RICHMOND, Va. (WRIC) — The number of people in the Richmond region staying in unsheltered conditions such as cars and tents has reached its highest level in 15 years, a new study found.
Homeward conducted the region’s federally-mandated Point in Time (PIT) count — a twice-a-year snapshot of the people experiencing homelessness that typically takes place in January and July — on the night of Jan. 25 and the morning of Jan. 26.
The latest count recorded 690 people in the region experiencing homelessness, which is defined by the U.S. Department of Housing and Urban Development (HUD) as those staying in area shelters, hotels paid for by the government or a nonprofit, cars, tents, streets or anywhere else not meant for human habitation.
This represents a slight overall decline from last year, but the 2023 count recorded 188 people staying outdoors, in cars, tents, streets or other places not meant for human habitation, a significant increase from the 85 people staying in unsheltered conditions last January.
“It’s a signal that we’re not utilizing proven programs that work enough,” Kelly King Horne, Homeward’s executive director, said Thursday of the spike.
A surprising aspect of the most recent count, according to Homeward, is that the 15-year record was set during the winter instead of the summer when the weather “is less of a deterrent to sleeping outside.”
Homeward, the Greater Richmond Continuum of Care’s planning and coordinating body, has organized PIT counts for the Greater Richmond region — Richmond City, Chesterfield, Colonial Heights, Henrico, Hanover, New Kent, Goochland, Powhatan and Charles City — since 1999.
PIT counts are required by HUD with the aim of using the data to inform decisions on funding, services, programs and planning.
King Horne pointed to low rental vacancy rates, a lack of deeply affordable housing in the region and rent hikes for the area’s housing instability. These issues might be more prevalent in the city of Richmond, but King Horne said people staying outside has increased “throughout the region.”
“It’s not surprising, but the fact that it’s so persistent is,” she said of the numbers, noting that one person in a county in the region was staying in their car because they couldn’t afford rent despite having a job.
According to Homeward, 63.7% of those in the 2023 count reported their race as Black, 27.9% said white and 8.4% said two or more races or another race. Nearly 28% said they were evicted in the last three years and 74.1% said they were unemployed.
Families made up 37.2% of those experiencing homelessness — 85 people — in the region in the January 2023 count. While these numbers dropped from January 2022 to July 2022, the PIT counts show families experiencing homelessness continue to be “substantially higher than our region’s historical average.”
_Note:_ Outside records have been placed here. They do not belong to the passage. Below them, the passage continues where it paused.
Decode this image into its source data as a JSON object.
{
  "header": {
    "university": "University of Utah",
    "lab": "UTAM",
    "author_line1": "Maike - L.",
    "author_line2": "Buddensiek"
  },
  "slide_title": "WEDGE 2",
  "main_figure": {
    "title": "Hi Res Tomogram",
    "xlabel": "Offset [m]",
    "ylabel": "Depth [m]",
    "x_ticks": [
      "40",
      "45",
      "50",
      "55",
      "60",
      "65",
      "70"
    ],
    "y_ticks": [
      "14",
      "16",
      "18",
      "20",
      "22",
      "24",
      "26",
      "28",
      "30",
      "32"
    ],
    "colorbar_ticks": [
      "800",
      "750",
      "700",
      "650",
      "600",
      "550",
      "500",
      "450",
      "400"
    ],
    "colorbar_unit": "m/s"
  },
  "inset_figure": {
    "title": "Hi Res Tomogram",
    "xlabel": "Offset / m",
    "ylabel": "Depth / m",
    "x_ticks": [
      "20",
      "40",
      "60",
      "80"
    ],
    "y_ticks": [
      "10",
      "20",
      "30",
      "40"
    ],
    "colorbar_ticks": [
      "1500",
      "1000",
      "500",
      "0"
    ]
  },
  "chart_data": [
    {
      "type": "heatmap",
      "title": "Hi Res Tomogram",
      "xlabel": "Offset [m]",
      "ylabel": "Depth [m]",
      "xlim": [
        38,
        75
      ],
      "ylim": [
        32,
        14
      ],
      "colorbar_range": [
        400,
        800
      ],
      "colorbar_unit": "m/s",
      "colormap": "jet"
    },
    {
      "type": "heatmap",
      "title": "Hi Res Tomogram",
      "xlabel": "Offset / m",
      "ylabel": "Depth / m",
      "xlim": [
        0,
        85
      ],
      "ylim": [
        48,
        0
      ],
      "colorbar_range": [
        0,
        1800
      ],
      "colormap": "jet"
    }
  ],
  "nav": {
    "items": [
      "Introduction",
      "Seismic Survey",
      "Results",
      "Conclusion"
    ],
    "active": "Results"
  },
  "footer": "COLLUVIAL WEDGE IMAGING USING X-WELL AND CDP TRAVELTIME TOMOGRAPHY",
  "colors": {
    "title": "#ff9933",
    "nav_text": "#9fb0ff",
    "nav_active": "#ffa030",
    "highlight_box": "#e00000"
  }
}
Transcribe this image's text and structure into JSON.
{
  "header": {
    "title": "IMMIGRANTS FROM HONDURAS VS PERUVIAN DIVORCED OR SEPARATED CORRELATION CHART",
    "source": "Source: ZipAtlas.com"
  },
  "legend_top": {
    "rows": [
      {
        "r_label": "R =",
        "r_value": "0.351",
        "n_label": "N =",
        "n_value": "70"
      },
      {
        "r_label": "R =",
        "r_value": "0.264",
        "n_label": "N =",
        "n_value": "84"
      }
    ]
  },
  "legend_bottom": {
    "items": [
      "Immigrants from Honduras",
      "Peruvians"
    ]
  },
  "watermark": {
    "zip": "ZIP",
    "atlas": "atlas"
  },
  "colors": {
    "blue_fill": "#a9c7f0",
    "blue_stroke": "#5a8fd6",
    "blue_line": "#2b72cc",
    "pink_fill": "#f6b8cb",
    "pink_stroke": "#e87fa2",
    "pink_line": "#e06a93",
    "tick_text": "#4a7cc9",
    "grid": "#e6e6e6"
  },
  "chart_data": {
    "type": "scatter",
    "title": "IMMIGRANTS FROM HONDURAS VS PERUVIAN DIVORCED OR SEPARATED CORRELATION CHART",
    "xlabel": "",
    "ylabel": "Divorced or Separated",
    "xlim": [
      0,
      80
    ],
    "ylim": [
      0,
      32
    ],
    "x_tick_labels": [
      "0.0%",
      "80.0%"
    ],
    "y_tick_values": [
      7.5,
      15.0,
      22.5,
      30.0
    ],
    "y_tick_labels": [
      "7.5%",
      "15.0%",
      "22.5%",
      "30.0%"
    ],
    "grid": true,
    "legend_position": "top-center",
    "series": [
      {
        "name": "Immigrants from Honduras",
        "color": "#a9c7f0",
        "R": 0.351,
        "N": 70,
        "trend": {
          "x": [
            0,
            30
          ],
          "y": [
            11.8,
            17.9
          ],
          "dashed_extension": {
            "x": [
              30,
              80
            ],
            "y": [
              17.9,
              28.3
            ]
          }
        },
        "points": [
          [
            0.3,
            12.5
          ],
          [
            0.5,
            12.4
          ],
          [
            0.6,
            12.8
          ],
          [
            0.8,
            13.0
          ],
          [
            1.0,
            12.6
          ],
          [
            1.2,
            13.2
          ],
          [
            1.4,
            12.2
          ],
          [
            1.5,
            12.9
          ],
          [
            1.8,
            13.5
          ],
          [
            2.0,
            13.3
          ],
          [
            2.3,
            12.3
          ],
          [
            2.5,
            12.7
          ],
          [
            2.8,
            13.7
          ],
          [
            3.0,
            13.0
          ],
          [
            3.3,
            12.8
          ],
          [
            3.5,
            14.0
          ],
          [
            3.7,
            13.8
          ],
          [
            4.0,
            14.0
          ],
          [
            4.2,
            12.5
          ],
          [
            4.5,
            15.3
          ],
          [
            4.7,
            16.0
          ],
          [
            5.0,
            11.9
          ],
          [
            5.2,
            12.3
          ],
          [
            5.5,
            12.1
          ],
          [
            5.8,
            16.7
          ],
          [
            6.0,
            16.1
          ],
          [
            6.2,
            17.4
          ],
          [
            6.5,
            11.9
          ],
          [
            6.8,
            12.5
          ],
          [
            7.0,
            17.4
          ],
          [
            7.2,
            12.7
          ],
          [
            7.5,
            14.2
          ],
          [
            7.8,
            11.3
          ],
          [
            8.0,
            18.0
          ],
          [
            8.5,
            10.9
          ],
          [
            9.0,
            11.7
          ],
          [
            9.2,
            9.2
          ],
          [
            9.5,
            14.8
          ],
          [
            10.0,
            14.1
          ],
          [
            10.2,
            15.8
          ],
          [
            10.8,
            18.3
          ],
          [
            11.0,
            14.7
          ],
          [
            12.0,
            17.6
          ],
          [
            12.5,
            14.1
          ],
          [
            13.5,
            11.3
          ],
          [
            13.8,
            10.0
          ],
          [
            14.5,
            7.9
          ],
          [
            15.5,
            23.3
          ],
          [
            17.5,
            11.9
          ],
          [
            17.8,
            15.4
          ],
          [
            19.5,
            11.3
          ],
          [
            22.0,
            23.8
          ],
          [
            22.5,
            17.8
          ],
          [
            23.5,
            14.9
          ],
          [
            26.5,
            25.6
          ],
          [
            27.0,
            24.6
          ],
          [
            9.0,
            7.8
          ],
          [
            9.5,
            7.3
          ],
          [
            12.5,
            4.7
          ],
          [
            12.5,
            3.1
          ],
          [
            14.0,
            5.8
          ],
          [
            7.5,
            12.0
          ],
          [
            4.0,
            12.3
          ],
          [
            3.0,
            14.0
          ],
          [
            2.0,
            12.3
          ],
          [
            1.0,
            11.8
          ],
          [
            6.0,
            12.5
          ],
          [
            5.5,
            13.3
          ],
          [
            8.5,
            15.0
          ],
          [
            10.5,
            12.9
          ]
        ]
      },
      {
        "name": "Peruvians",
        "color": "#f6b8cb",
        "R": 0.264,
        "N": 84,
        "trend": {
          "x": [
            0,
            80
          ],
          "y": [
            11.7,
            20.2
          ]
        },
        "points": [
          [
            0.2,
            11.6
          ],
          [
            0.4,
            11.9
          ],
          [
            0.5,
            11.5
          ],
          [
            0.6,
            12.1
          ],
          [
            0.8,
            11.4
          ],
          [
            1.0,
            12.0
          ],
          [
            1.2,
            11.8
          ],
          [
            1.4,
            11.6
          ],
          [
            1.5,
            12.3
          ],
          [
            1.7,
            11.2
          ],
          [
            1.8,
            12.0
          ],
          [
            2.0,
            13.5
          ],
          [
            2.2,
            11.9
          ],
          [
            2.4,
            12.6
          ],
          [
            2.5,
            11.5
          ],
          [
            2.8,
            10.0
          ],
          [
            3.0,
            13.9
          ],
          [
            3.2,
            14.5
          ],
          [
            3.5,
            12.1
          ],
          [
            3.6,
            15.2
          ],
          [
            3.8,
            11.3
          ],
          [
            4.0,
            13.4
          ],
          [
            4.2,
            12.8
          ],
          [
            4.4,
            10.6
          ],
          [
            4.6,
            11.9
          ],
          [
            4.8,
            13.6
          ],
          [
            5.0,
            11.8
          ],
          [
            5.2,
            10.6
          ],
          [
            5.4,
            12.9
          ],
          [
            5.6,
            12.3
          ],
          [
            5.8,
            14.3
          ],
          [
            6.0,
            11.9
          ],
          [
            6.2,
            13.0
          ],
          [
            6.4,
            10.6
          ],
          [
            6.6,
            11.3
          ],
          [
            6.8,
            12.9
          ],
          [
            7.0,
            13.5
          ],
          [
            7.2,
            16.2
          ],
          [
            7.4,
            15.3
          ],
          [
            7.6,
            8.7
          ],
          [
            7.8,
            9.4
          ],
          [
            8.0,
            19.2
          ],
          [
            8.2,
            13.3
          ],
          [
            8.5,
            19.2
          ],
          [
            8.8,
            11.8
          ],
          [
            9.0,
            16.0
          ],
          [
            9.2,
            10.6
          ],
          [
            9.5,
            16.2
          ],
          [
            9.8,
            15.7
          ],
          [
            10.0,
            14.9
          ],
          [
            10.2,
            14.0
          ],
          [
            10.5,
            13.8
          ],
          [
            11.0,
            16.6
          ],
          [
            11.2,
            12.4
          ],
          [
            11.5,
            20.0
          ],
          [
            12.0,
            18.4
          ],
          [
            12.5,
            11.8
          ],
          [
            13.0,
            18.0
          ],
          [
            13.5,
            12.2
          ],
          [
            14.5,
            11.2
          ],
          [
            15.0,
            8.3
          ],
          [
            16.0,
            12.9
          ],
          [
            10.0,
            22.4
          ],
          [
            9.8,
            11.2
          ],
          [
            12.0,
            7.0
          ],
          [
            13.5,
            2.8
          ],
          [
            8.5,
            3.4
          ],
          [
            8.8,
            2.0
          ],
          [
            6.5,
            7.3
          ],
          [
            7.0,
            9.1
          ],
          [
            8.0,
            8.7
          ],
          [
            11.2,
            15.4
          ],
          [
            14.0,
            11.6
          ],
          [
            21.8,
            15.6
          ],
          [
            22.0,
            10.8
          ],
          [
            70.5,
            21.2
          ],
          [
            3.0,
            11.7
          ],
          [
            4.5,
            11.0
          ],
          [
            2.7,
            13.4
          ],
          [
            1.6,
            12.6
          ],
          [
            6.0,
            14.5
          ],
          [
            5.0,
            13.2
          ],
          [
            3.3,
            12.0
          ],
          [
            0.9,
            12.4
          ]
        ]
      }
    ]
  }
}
One striking and “troubling” revelation of the counts, King Horne told 8News, has been the increase in older adults experiencing homelessness in the region. Nearly 45% of those in the count were 55 years or older, Homeward said.
“Some people can’t just get a job or find somewhere better to stay,” she said. “There’s an ongoing need that’s only getting more dire.”
According to a PIT survey, 26.4% of people in the region experiencing homelessness attributed their job or income loss, at least in part, to COVID-19. And 18.2% ascribed the pandemic, at least in part, to their housing loss.
The report comes as Richmond Mayor Levar Stoney proposed a $3 billion budget with funding to improve homeless services, including $1.75 million to support a year-round emergency shelter.
Last year, efforts to open cold weather shelters in Richmond faced several setbacks, including delays and funding issues. City Councilmember Stephanie Lynch called out the city, saying it was “failing” people without a place to stay during the winter.